Deuben nahm erst seinen Kneifer aus der Westentasche und setzte ihn sehr vorn auf seine fleischige Nase.

Schweigend, mit kritischer Miene, las er den Brief, bald beifällig in seine Lektüre hinein nickend, bald den Kopf wiegend. Er verfehlte nicht, auch laute Bemerkungen zu machen, und er sagte nacheinander: „Ja so“ – „na nu“ – „ach daher“ – „kann ich mir denken“ – „woll’n wir hoffen“.

Diese Manier ihres Gatten, Briefe zu lesen, die Frau Oberamtmann nun doch schon fünfunddreißig Jahre kannte, machte sie immer noch nervös und steigerte ihre Neugier bis zur Unerträglichkeit. „Wird man erfahren dürfen ...“ sagte sie ungeduldig.

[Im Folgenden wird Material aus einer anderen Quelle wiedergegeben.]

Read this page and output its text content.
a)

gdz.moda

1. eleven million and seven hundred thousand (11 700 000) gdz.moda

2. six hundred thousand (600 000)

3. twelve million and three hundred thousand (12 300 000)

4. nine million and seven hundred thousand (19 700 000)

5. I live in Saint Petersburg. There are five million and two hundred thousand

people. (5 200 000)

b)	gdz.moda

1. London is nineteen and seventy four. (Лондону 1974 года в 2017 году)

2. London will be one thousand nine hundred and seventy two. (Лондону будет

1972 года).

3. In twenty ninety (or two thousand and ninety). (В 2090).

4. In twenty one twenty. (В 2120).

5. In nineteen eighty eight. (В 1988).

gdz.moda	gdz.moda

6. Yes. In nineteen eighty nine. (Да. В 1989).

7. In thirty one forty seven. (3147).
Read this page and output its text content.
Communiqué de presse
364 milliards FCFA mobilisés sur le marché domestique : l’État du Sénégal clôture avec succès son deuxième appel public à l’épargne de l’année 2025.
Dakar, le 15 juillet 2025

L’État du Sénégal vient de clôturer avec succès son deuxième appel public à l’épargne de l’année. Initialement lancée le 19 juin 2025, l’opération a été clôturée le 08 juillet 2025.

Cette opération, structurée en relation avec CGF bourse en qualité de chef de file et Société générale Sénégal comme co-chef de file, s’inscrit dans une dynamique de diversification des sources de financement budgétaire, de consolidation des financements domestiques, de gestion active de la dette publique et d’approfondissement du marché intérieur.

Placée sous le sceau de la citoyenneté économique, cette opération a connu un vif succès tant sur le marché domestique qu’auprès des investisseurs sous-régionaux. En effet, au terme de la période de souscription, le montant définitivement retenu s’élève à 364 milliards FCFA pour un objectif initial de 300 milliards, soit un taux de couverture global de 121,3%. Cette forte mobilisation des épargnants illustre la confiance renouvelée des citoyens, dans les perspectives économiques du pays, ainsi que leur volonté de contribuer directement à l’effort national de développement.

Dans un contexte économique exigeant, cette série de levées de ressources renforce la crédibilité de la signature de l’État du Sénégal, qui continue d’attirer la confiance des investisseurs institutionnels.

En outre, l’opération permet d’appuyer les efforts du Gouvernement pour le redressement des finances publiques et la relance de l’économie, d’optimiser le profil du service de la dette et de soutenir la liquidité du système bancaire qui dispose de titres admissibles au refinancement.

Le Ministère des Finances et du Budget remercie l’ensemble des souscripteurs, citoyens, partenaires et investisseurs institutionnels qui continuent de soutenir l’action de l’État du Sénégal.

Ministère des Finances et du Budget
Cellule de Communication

„Lauter Wirtschaftsgeschichten,“ erklärte der Alte und gab seiner Frau den Brief. „Lies selbst. Zum Vorlesen ist es nicht. Sabine interessiert sich nicht für die Heinsdorfer Geschichten.“

„Aber das interessiert mich,“ sprach Sabine unbewußt ein wenig gereizt, „ob Reinald sich nach deinen Erwartungen und Wünschen einlebt.“

„Großartig!“ rief der Vater. „Er ist ein glänzender Landwirt. Heinsdorf wird unter ihm mindestens so prosperieren wie unter mir, wenn nicht besser – denn im ganzen ist man ja ’n gut Teil weiter als zu den Zeiten, wo ich lernte. Er hat ’ne andere Schule durchgemacht.“

„Ich denke immer, ihr hättet mich zu Reinald ziehen lassen sollen,“ meinte Sabine.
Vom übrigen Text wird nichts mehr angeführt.